I read an article today that sums up so much of what passes for social media marketing. In that article, Patricio Robles wondered if your Twitter followers are silent or fake. It’s a well-sourced article that links to several studies and articles and well worth the read. (Go read it now. I’ll wait right here for you.) As I read it, it started to make me wonder why we all want Twitter followers. Or Facebook friends. Or LinkedIn connections.
It started rather innocently. We got on Twitter so that we could broadcast things we knew to audiences that wanted to hear from us and to hear back from them. While you might not describe Facebook or LinkedIn the same way, the ideas are similar. So we wanted to have more followers (friends, connections) for the same reason we want a bigger network or a wider circle of colleagues.

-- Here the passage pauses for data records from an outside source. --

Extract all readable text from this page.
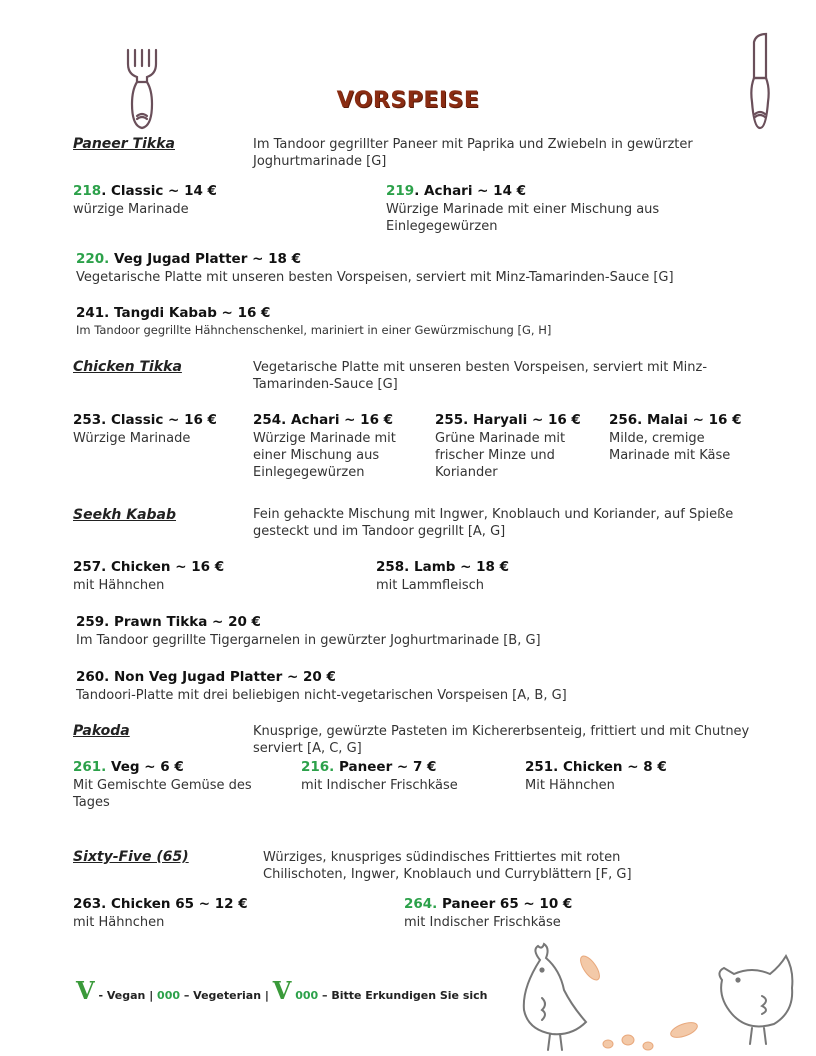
VORSPEISE
Paneer Tikka	Im Tandoor gegrillter Paneer mit Paprika und Zwiebeln in gewürzter Joghurtmarinade [G]
218. Classic ~ 14 €
würzige Marinade
219. Achari ~ 14 €
Würzige Marinade mit einer Mischung aus Einlegegewürzen
220. Veg Jugad Platter ~ 18 €
Vegetarische Platte mit unseren besten Vorspeisen, serviert mit Minz-Tamarinden-Sauce [G]
241. Tangdi Kabab ~ 16 €
Im Tandoor gegrillte Hähnchenschenkel, mariniert in einer Gewürzmischung [G, H]
Chicken Tikka	Vegetarische Platte mit unseren besten Vorspeisen, serviert mit Minz-Tamarinden-Sauce [G]
253. Classic ~ 16 €
Würzige Marinade
254. Achari ~ 16 €
Würzige Marinade mit einer Mischung aus Einlegegewürzen
255. Haryali ~ 16 €
Grüne Marinade mit frischer Minze und Koriander
256. Malai ~ 16 €
Milde, cremige Marinade mit Käse
Seekh Kabab	Fein gehackte Mischung mit Ingwer, Knoblauch und Koriander, auf Spieße gesteckt und im Tandoor gegrillt [A, G]
257. Chicken ~ 16 €
mit Hähnchen
258. Lamb ~ 18 €
mit Lammfleisch
259. Prawn Tikka ~ 20 €
Im Tandoor gegrillte Tigergarnelen in gewürzter Joghurtmarinade [B, G]
260. Non Veg Jugad Platter ~ 20 €
Tandoori-Platte mit drei beliebigen nicht-vegetarischen Vorspeisen [A, B, G]
Pakoda	Knusprige, gewürzte Pasteten im Kichererbsenteig, frittiert und mit Chutney serviert [A, C, G]
261. Veg ~ 6 €
Mit Gemischte Gemüse des Tages
216. Paneer ~ 7 €
mit Indischer Frischkäse
251. Chicken ~ 8 €
Mit Hähnchen
Sixty-Five (65)	Würziges, knuspriges südindisches Frittiertes mit roten Chilischoten, Ingwer, Knoblauch und Curryblättern [F, G]
263. Chicken 65 ~ 12 €
mit Hähnchen
264. Paneer 65 ~ 10 €
mit Indischer Frischkäse
V - Vegan | 000 – Vegeterian | V 000 – Bitte Erkundigen Sie sich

But a few things started to happen. The first one was a bit bizarre. Search engines started to use social activity as a sign of content quality. Google paid attention to Twitter trends for realtime search (until Twitter pulled the plug). Bing made a deal with Facebook to plumb Like data and other Facebook information.

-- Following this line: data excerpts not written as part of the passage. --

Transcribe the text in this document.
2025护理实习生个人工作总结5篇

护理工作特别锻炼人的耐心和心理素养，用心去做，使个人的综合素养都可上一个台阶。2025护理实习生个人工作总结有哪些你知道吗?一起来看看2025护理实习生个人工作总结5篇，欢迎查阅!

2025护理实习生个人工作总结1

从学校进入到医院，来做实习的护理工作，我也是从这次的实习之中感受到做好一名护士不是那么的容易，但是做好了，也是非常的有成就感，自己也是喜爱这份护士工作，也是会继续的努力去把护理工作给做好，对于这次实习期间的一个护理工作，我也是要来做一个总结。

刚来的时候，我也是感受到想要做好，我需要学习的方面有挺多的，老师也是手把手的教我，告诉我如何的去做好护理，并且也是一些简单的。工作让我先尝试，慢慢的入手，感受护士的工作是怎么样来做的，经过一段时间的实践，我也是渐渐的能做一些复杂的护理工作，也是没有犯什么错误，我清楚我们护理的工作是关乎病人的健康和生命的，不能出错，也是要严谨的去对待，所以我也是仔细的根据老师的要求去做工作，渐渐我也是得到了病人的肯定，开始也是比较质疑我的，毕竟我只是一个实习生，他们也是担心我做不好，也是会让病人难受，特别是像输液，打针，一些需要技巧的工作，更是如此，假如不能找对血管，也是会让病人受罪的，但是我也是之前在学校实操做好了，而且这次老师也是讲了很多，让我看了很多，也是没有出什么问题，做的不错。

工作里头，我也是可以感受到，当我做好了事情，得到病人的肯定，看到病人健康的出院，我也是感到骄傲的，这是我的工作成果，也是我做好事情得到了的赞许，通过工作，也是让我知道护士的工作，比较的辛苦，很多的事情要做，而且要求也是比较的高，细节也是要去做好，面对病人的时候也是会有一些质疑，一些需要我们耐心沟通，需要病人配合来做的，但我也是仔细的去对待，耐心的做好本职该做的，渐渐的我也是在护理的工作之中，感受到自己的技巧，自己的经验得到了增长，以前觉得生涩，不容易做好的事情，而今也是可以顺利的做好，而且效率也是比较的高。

And I first started hearing about fake followers. I heard about “black hat” SEO experts who were manufacturing social media profiles that had everything in them except the connection to a real person. They had conversations with each other and some real people, too. They linked to content (guess whose content) and they generally spent inordinate amounts of time pimping sites for search rankings. In some ways the search engines have gotten wise to these tricks, but I know some people who still use them and swear that they work.
But there is a whole new reason to produce fake followers now. Follower envy.

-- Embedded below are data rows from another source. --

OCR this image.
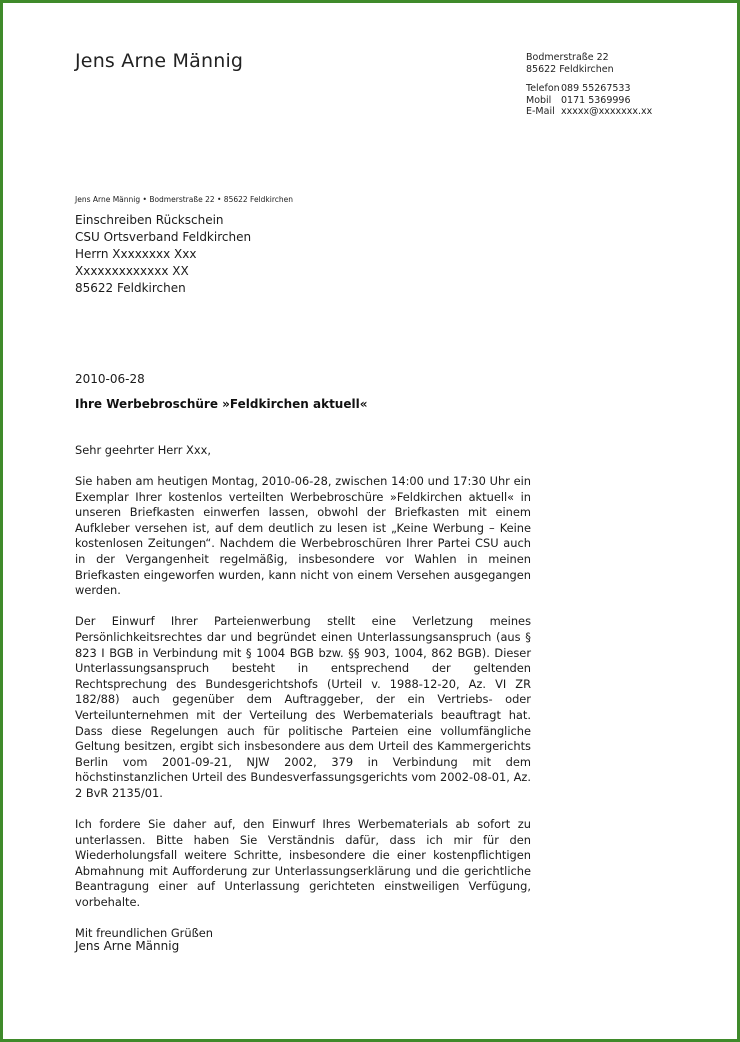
Jens Arne Männig	Bodmerstraße 22
85622 Feldkirchen
Telefon089 55267533
Mobil 0171 5369996
E-Mail xxxxx@xxxxxxx.xx
Jens Arne Männig • Bodmerstraße 22 • 85622 Feldkirchen
Einschreiben Rückschein
CSU Ortsverband Feldkirchen
Herrn Xxxxxxxx Xxx
Xxxxxxxxxxxxx XX
85622 Feldkirchen
2010-06-28
Ihre Werbebroschüre »Feldkirchen aktuell«

Sehr geehrter Herr Xxx,

Sie haben am heutigen Montag, 2010-06-28, zwischen 14:00 und 17:30 Uhr ein Exemplar Ihrer kostenlos verteilten Werbebroschüre »Feldkirchen aktuell« in unseren Briefkasten einwerfen lassen, obwohl der Briefkasten mit einem Aufkleber versehen ist, auf dem deutlich zu lesen ist „Keine Werbung – Keine kostenlosen Zeitungen“. Nachdem die Werbebroschüren Ihrer Partei CSU auch in der Vergangenheit regelmäßig, insbesondere vor Wahlen in meinen Briefkasten eingeworfen wurden, kann nicht von einem Versehen ausgegangen werden.

Der Einwurf Ihrer Parteienwerbung stellt eine Verletzung meines Persönlichkeitsrechtes dar und begründet einen Unterlassungsanspruch (aus § 823 I BGB in Verbindung mit § 1004 BGB bzw. §§ 903, 1004, 862 BGB). Dieser Unterlassungsanspruch besteht in entsprechend der geltenden Rechtsprechung des Bundesgerichtshofs (Urteil v. 1988-12-20, Az. VI ZR 182/88) auch gegenüber dem Auftraggeber, der ein Vertriebs- oder Verteilunternehmen mit der Verteilung des Werbematerials beauftragt hat. Dass diese Regelungen auch für politische Parteien eine vollumfängliche Geltung besitzen, ergibt sich insbesondere aus dem Urteil des Kammergerichts Berlin vom 2001-09-21, NJW 2002, 379 in Verbindung mit dem höchstinstanzlichen Urteil des Bundesverfassungsgerichts vom 2002-08-01, Az. 2 BvR 2135/01.

Ich fordere Sie daher auf, den Einwurf Ihres Werbematerials ab sofort zu unterlassen. Bitte haben Sie Verständnis dafür, dass ich mir für den Wiederholungsfall weitere Schritte, insbesondere die einer kostenpflichtigen Abmahnung mit Aufforderung zur Unterlassungserklärung und die gerichtliche Beantragung einer auf Unterlassung gerichteten einstweiligen Verfügung, vorbehalte.

Mit freundlichen Grüßen

Jens Arne Männig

Everyone wants a bigger Klout score–mine is 63 today, are you impressed? Everyone wants to say they have more and more followers. My network’s bigger than yours!
It’s high school all over again and everyone is dying to be in the popular crowd, no matter what it takes to get there. So rather than actually being popular, we just want to look popular. So there are companies that have thousands of fake profiles out there ready to become your followers at the drop of a hat (er, drop of a wallet).
But, does acquiring fake followers actually help your marketing? I mean, if they aren’t real, then you are just paying money to talk to, um, no one. The idea behind it is that if you look popular then more people will find out about you and maybe you will actually become popular. Does it work? I am sure that it must work sometimes, but it would seem that if your content is good enough for it to work, then you’d have succeeded (albeit more slowly) if you had just grown organically.
I realize that I sometimes sound like a scold when it comes to social media ethics, but I just wonder if any of this stuff even works and if it is worth it. Looking forward to hearing from anyone who swears by this method.